Pause. Chant du silence, ballet des profondeurs intérieures.
Les silhouettes colorées sombraient pour renaître l'instant suivant. Lointaines, elles s'approchaient parfois, s'enroulaient en mêlant leurs nuances puis s'éloignaient à nouveau. A la surface, là où l'être physique rencontre le reste de la création, le souffle se fit plus présent, plus joueur et taquin. Sans cesse différent, choisissant d'inédites directions pour revenir et surprendre, il ébouriffait la chevelure pour mieux la rabattre une minute après. D'infimes grains de sable rejoignirent le mouvement, griffant délicatement l'enveloppe. Chaque retour du vent chassait un peu plus la chaleur, amenant des frissons qui hérissaient jusqu'à la moindre parcelle de peau découverte. Derrière le voile, les ombres de lumière se tordaient et cherchaient à s'élever, bientôt fondues les unes dans les autres. De ce camaïeu vivant semblait irradier une chaleur improbable, incertaine, inattendue... et finalement étouffante. Glissant le long des membres, les ongles irréels de la brise déchaînée laissèrent des sillons glacés que les formes enfiévrées ne pouvaient apaiser.
Un son, des sons, grinçants, confus, émergèrent dans le tumulte silencieux. Ils s'accrochèrent à la chair et s'élevèrent et s'enflèrent, se nourissant de la peur avant même qu'elle ne perle du coeur. A l'unisson, les flammes dévorantes ronflèrent et les griffes givrées déchirèrent. Dans une cacophonie effroyables les bruits devinrent des voix et les voix se muèrent en triomphe. Et le triomphe de cette troupe terrible dont le corps était feu et le contact froide mort possédait des mots et des accords pour mieux corrompre et décomposer :
Des bouches aux sourires carnassiers éructaient leur haine de l'humain et du sacré. Des rires fusaient, meutriers, et les légions continuaient leur lintanie impie, ne gagnant un semblant d'union qu'en reprenant maintes et maintes fois leur refrain insolent :
Le sombre chant emplissait tout l'espace. Les mains déformées et les gueules affamées se précipitaient, se bousculant dans leur hâte de participer à la curée, mais avançant, inexorablement...

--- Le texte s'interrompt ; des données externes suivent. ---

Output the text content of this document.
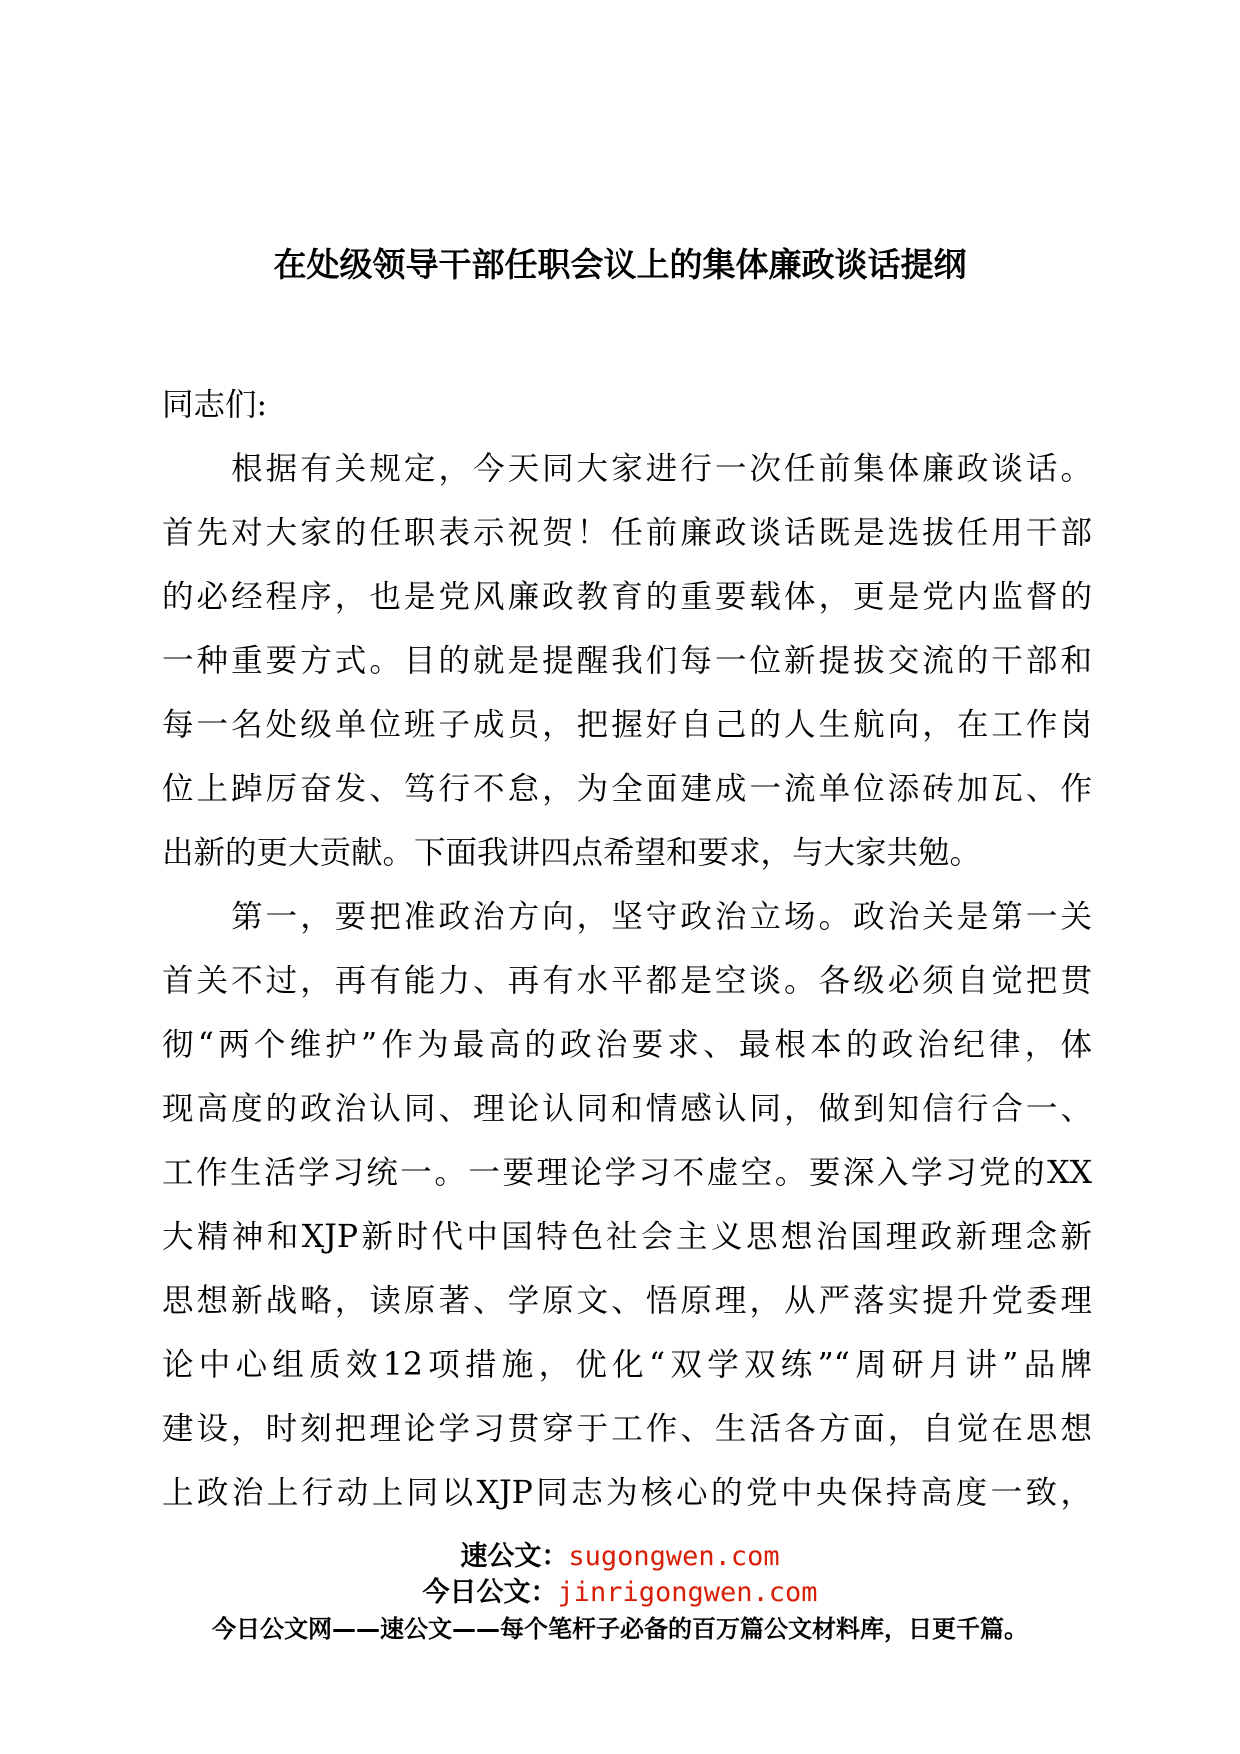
在处级领导干部任职会议上的集体廉政谈话提纲
同志们:
　　根据有关规定，今天同大家进行一次任前集体廉政谈话。
首先对大家的任职表示祝贺！任前廉政谈话既是选拔任用干部
的必经程序，也是党风廉政教育的重要载体，更是党内监督的
一种重要方式。目的就是提醒我们每一位新提拔交流的干部和
每一名处级单位班子成员，把握好自己的人生航向，在工作岗
位上踔厉奋发、笃行不怠，为全面建成一流单位添砖加瓦、作
出新的更大贡献。下面我讲四点希望和要求，与大家共勉。
　　第一，要把准政治方向，坚守政治立场。政治关是第一关
首关不过，再有能力、再有水平都是空谈。各级必须自觉把贯
彻“两个维护”作为最高的政治要求、最根本的政治纪律，体
现高度的政治认同、理论认同和情感认同，做到知信行合一、
工作生活学习统一。一要理论学习不虚空。要深入学习党的XX
大精神和XJP新时代中国特色社会主义思想治国理政新理念新
思想新战略，读原著、学原文、悟原理，从严落实提升党委理
论中心组质效12项措施，优化“双学双练”“周研月讲”品牌
建设，时刻把理论学习贯穿于工作、生活各方面，自觉在思想
上政治上行动上同以XJP同志为核心的党中央保持高度一致，
速公文：sugongwen.com
今日公文：jinrigongwen.com
今日公文网——速公文——每个笔杆子必备的百万篇公文材料库，日更千篇。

Changement de système, dans un univers manquant brusquement de repère. L'horizontale se précipita à la rencontre de la verticale. Le brouhaha disparut, masqué par une note unique, vibrante, sonore. Un cri. La lumière du jour à son apogée blessa les yeux qui, malgré leur nudité, ne voyaient pas encore la beauté intacte du carré de nature préservée. Reprenant petit à petit le dessus, Galila passa une main dans la brousse de ses cheveux et sur son visage où une fine couche de sueur témoignait encore du cauchemar qui l'avait assailli. Il secoua la tête, désolé. Il y avait dans le brassage des idées des mélanges absolument radicaux, pires qu'une fin de soirée à éponger les verres dans un bar bondé. Poussant un soupir, il retomba en arrière, prudent. Un léger grondement résonna au fond de son abdomen. Un nuage traversa. Puis un deuxième. Et un troisième. Un bruit de fond sans source précise agitait la fraîcheur moite de l'air, indisposant légèrement l'Ange de Novalis. Un vent de Sibérie souffla sur sa bohême...
Il se releva en sursaut, conscient de s'être laissé aller à nouveau. Oh punaise ! marmonna-t-il décontenancé. Il va falloir investir dans un poste radio, et vite !
Pause. Chant du silence, ballet des profondeurs intérieures.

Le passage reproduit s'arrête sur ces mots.